Hasta hace muy poco, el gaditano Miguel Trillo (Jimena de la Frontera, 1953) fue el gran tapado o una suerte de forastero extraviado en el interior de la Movida fotográfica, hasta el punto de que, de los cuatro, es el único que no tiene aún el Premio Nacional. Su búsqueda del clasicismo y la sencillez no molaban a una posmodernidad que rebajó sus tomas bien encuadradas y definidas, desprovistas de cualquier atisbo de artificio y pretenciosidad, a la vulgaridad del fotoperiodismo. Porque Trillo, aunque capture los personajes y los fondos urbanos de la Movida, opera desde las antípodas estéticas que siempre, en un gran error de apreciación, se le han atribuido a esta: “Mi fotografía no es parpadeo”, dice. “Yo hago una mirada muy fija. Selecciono y sigo a la persona. Es eso improvisación? No. Mi fotografía nace del pensamiento”.

Llegado, paradójicamente, desde la fotografía artística, Trillo pasó de capturar insectos que fotografiaba al modo buñueliano y surrealista, a convertirse en el gran taxonomista, el frío pero exacto entomólogo, de la nueva geografía urbana madrileña. Sus imágenes, herederas de la mirada de Diane Arbus o August Sander que a él ya le habían deslumbrado en Arles en el 79, funcionan por efecto acumulativo –su lema vital ha sido siempre “insisto, luego existo”– y hoy nos muestran el exhaustivo catálogo de una generación narcisista, “con miles de kilómetros recorridos frente a espejos”, dice él, que reivindican lo suburbial, la periferia, la clase media y obrera, pero sin ensalzarlos, sin convertirlos en clásicos automáticos, proclamando su anónima individualidad justo por lo que tienen de tribu y colectivo y vinculándolos siempre a los fondos urbanos que, al cabo de los años, se han convertido en una especie de forillo generacional, una suerte de no-lugar paradójicamente bien fechado y, sin embargo –ese es el milagro de sus fotos– atemporal. 

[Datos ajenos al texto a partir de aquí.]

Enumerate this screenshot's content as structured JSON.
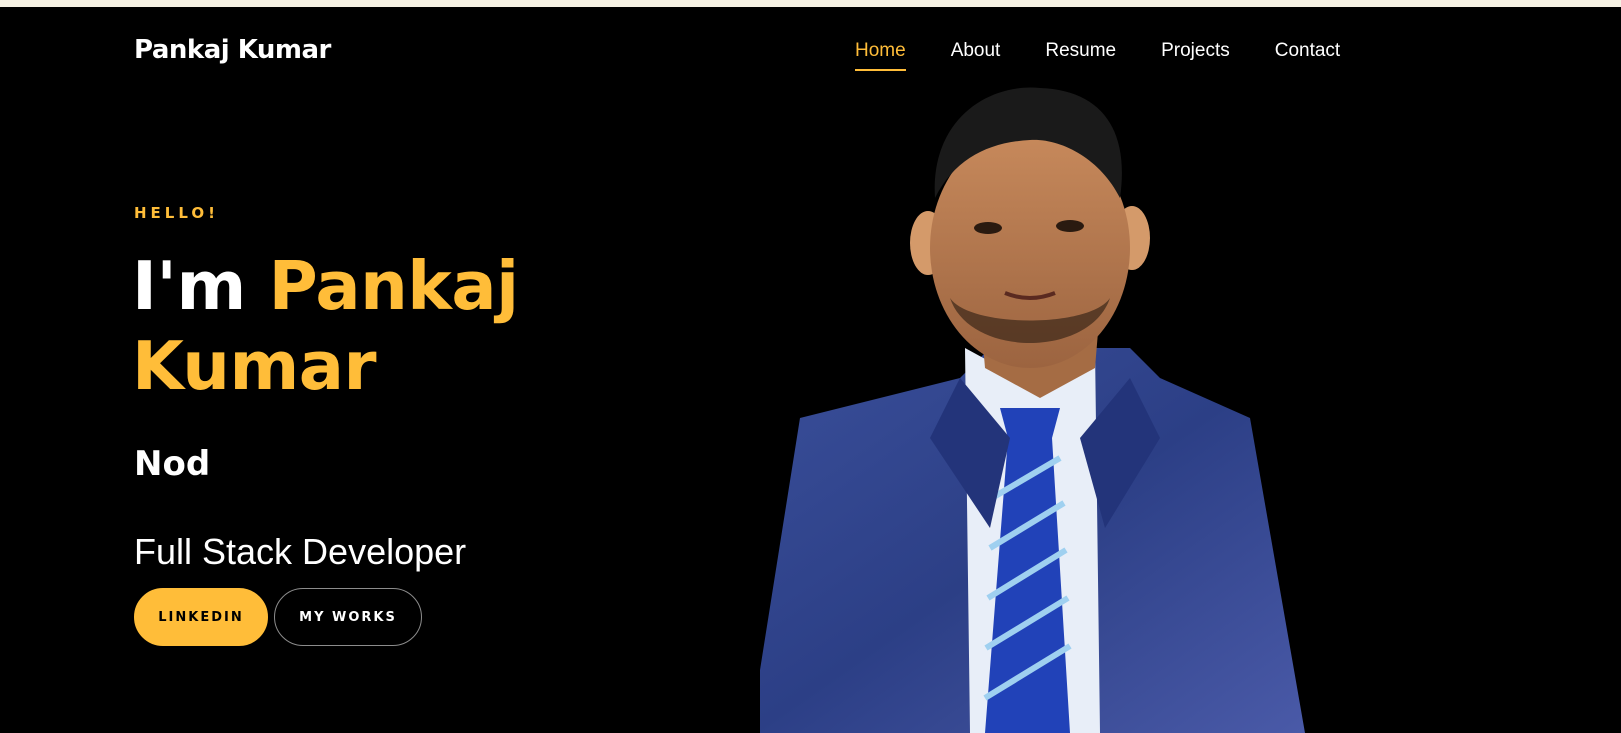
{
  "colors": {
    "background": "#000000",
    "accent": "#ffbd39",
    "text": "#ffffff",
    "top_strip": "#f6f2e4"
  },
  "navbar": {
    "brand": "Pankaj Kumar",
    "links": [
      {
        "label": "Home",
        "active": true
      },
      {
        "label": "About",
        "active": false
      },
      {
        "label": "Resume",
        "active": false
      },
      {
        "label": "Projects",
        "active": false
      },
      {
        "label": "Contact",
        "active": false
      }
    ]
  },
  "hero": {
    "greeting": "HELLO!",
    "headline_prefix": "I'm",
    "headline_name": "Pankaj Kumar",
    "subname": "Nod",
    "role": "Full Stack Developer",
    "buttons": {
      "linkedin": "LINKEDIN",
      "works": "MY WORKS"
    },
    "photo": "portrait-photo"
  }
}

Educado en el kiosko de las pipas con tebeos, sellos y cromos, Trillo fue un pionero que enarboló los lenguajes clandestinos y antiartísticos del fanzine y la fotocopia y descubrió que la Movida verdadera bullía libre “en la arena de la plaza”, bajo el resplandor de los escenarios y, como un documentalista povera buscando luz y un poco de sosiego, levantó su cámara en la marginalidad cultural de los lavabos donde, casi sin pasar nada en ellas, suceden sus imágenes como fascinantes microrrelatos de una época que él nos cuenta sin brizna de épica.

© Alberto García Alix / ‘Autorretrato con el cuerpo herido’ (1981)

Por último, el más consagrado hoy de todos, Alberto García-Alix (León, 1956) preña la exposición de tragedia y melancolía, pero también de una celebración de la vida intensamente vivida, con su inventario de ángeles caídos por los opiáceos y las jeringas. Alix, un maestro del retrato –que, como se ve en la exposición, es el gran género de la Movida, según me indica Irene de Mendoza– y de la fotografía entendida como huella y registro del íntimo viaje hacia los abismos personales y las sombras, compone en su retablo autobiográfico un gigantesco yo tan privado como colectivo, rindiendo tributo y admiración a unos personajes que, en sus imágenes en un imperecedero blanco y negro, se transfiguran hasta elevarse como objetos de culto o “mitos de la cultura urbana mediante un lenguaje de gran clasicismo”, como escribió Manuel Santos. 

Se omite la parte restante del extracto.